Chevrolet Volt heißt in Europa Opel Ampera:
GM-Elektroauto wird ab 2011 bei uns rollen
- Premiere feiert das Fahrzeug am Genfer Autosalon
- Voltec-Technologie für Fahrbetrieb mit null Emissionen

Der US-Automobilkonzern General Motors steckt mächtig in der Klemme und setzt seine ganzen Hoffnungen auf das Zukunftsauto Chevrolet Volt.
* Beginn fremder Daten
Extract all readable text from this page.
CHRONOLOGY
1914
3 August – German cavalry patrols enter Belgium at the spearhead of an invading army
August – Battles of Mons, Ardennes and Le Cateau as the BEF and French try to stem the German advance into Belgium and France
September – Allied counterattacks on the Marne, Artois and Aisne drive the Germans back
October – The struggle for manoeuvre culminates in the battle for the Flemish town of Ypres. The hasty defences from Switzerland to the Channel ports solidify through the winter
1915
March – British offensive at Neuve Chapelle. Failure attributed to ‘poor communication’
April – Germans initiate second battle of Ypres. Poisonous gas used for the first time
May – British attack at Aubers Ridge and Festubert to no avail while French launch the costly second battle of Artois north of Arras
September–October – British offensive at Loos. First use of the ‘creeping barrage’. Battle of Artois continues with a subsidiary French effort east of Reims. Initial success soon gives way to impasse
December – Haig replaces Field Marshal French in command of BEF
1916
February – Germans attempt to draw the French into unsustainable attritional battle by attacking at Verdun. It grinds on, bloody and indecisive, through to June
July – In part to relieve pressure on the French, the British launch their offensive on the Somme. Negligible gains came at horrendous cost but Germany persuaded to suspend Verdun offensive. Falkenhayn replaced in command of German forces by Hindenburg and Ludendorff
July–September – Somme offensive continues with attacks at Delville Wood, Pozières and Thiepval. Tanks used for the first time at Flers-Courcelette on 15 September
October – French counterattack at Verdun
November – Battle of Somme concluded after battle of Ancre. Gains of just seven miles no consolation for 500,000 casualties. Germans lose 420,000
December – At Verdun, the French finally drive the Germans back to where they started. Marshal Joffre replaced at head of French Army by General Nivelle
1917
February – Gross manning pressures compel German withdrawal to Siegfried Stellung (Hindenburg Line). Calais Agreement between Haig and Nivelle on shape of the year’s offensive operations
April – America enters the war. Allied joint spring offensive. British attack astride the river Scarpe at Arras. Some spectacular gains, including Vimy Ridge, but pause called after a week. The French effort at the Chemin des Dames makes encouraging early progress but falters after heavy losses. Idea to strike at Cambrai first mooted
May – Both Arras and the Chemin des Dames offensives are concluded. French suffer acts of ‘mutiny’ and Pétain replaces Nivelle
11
Unter dem Namen Opel Ampera rollt das elektrisch angetriebene Gefährt nach Europa und wird erstmals auf dem Genfer Autosalon vom 5. bis 15. März zu sehen sein.
Opel präsentiert im Frühjahr das Elektroauto Ampera und startet damit in die elektrische Zukunft. Die gesamte Technik ist identisch mit dem Chevrolet Volt, dem amerikanischen Zwillingsbruder. Dieser wird frühesten 2010 auf den US-Markt kommen. Mit dem Ampera bietet Opel als erster europäischer Hersteller seinen Kunden ein Auto mit Elektroantrieb und einer Reichweite von mehreren hundert Kilometern, so Alain Visser, Chief Marketing Officer von GM Europe.
Voltec, die innovative GM-Technologie für Fahrzeuge mit Elektroantrieb unterscheidet sich wesentlich von anderen Elektro-Antriebskonzepten. Kurze Strecken bis 60 Kilometer legt der Ampera rein elektrisch zurück mit Energie aus seiner Lithium-Ionen-Batterie, die an einer normalen 230-Volt-Steckdose geladen wird. Auf längeren Strecken erfolgt der Antrieb ebenfalls per Elektromotor, der jedoch von einem kleinen Verbrennungsmotor als Generator gespeist wird. So eignet sich der Ampera besonders für den Alltagsbetrieb europäischer Kunden. Rund 80 Prozent der Autofahrer legen täglich weniger als 50 Kilometer zurück.